Aug 9, 2010
Being Bit By Charlie [Chaplin]
So I’m coming off the high that was Film Forum’s Charlie Chaplin Festival and I can’t stop thinking about what makes Chaplin so singular as a performance artist for me. Perhaps there are no words — fitting for a mostly silent star. As I learned over the course of the series, Chaplin also shone brightly in speaking parts, but his true genius is centered mostly in his body as a threshold for human movement — especially as movement gathers force in his seismographic face. I could wax on for hours about that exquisite piece of tissue — framed by those twitchy brows and set off with an iconic exclamation point of a mustache — and its mimetic power. When Chaplin smiles, the audience cannot help but smile with him. In James Agee’s essay on Monsieur Verdoux he expresses regret that his words can only approximate Chaplin’s greatness: “I can only hope that these notes may faintly suggest the frame-by-frame appreciation; the gratitude; and the tribute which we owe this great poet and his great poem.†In that spirit, here are a few of my favorite Chaplin moments, film by film.
MODERN TIMES: Chaplin must perform a song to a packed house. He forgets the words and makes up something that sounds vaguely Italian, complete with saucy gestures. Side-splittingly funny.
THE CIRCUS: A slew of monkeys make a late entrance and predictably steal the show.
CITY LIGHTS: The tramp and his rich tippler of a friend sit down to eat. Spaghetti, confetti, what’s the difference?
THE GREAT DICTATOR: Chaplin as Der Phooey is full of hot air.
THE IDLE CLASS: This short contains one of my favorite Chaplin moments of all time. Watch it all the way through — there’s a big payoff that involves a cocktail shaker!
working my way through these… had two technical questions.
1) if they can have him singing, why can’t they have him talking?
2) why do they do those intertitles instead of subtitles, the technology is not that hard is it?
1) the singing is not synchronous — it is dubbed after the fact. synchronous sound did not occur until that moment in the jazz singer.

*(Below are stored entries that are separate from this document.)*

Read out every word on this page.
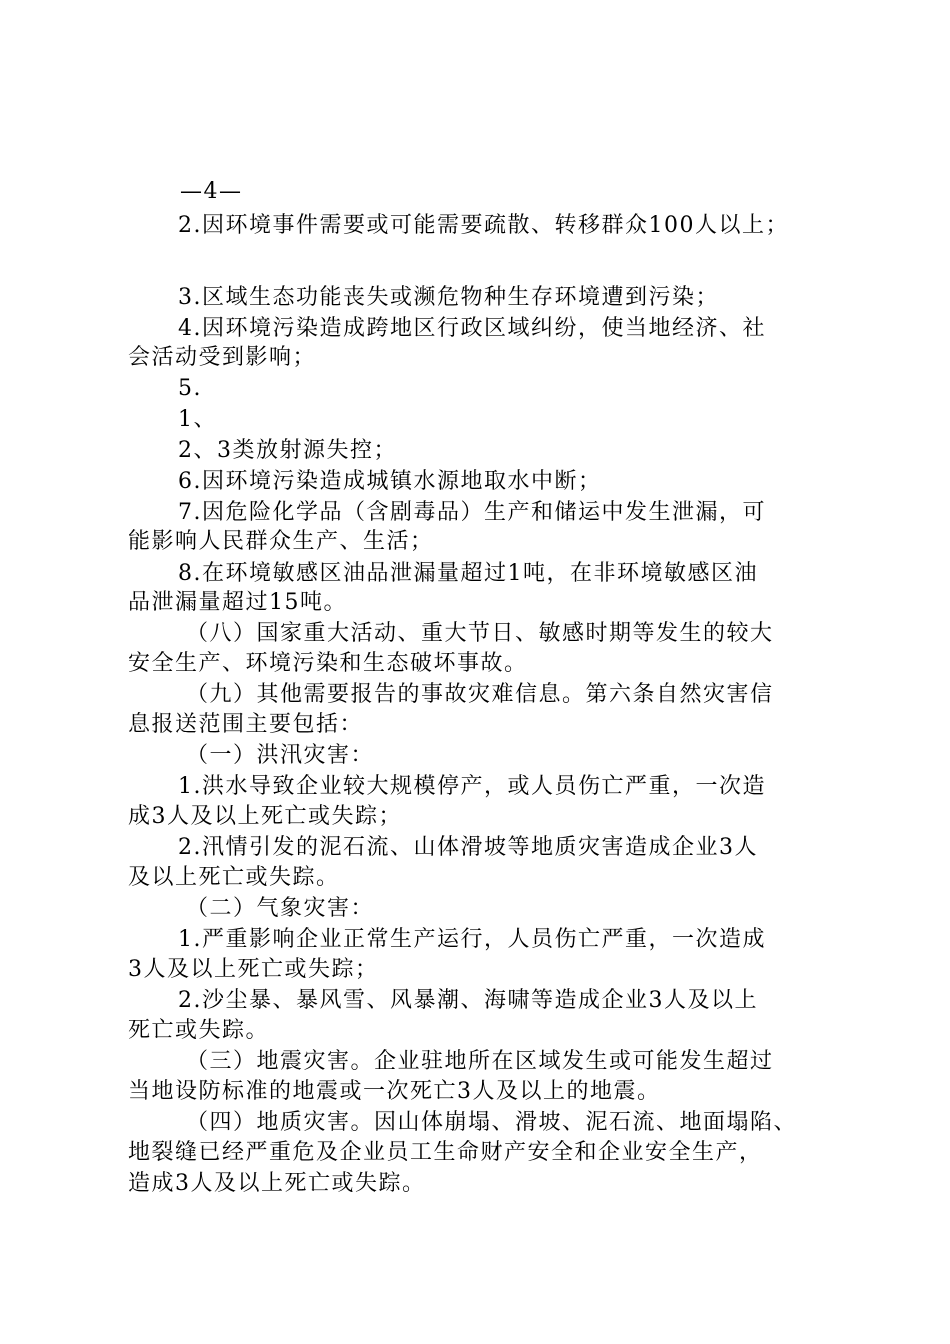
—4—

2.因环境事件需要或可能需要疏散、转移群众100人以上；

3.区域生态功能丧失或濒危物种生存环境遭到污染；

4.因环境污染造成跨地区行政区域纠纷，使当地经济、社

会活动受到影响；

5.

1、

2、3类放射源失控；

6.因环境污染造成城镇水源地取水中断；

7.因危险化学品（含剧毒品）生产和储运中发生泄漏，可

能影响人民群众生产、生活；

8.在环境敏感区油品泄漏量超过1吨，在非环境敏感区油

品泄漏量超过15吨。

（八）国家重大活动、重大节日、敏感时期等发生的较大

安全生产、环境污染和生态破坏事故。

（九）其他需要报告的事故灾难信息。第六条自然灾害信

息报送范围主要包括：

（一）洪汛灾害：

1.洪水导致企业较大规模停产，或人员伤亡严重，一次造

成3人及以上死亡或失踪；

2.汛情引发的泥石流、山体滑坡等地质灾害造成企业3人

及以上死亡或失踪。

（二）气象灾害：

1.严重影响企业正常生产运行，人员伤亡严重，一次造成

3人及以上死亡或失踪；

2.沙尘暴、暴风雪、风暴潮、海啸等造成企业3人及以上

死亡或失踪。

（三）地震灾害。企业驻地所在区域发生或可能发生超过

当地设防标准的地震或一次死亡3人及以上的地震。

（四）地质灾害。因山体崩塌、滑坡、泥石流、地面塌陷、

地裂缝已经严重危及企业员工生命财产安全和企业安全生产，

造成3人及以上死亡或失踪。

2) the intertitles vs. subtitles is an interesting question — some people think that it stems from literary conventions. you would “read” cinema the same way that you would read a book.
I saw far less of this Chaplin retrospective at Film Forum than I would have liked (I still haven’t seen The Great Dictator or A King in New York). But put aside what some might consider his penchant for sentimentality…as these clips show, Charlie Chaplin was one hell of a physical comedian. The whole first 15 minutes or so of Modern Times shows off his gifts to brilliant, exhilarating effect.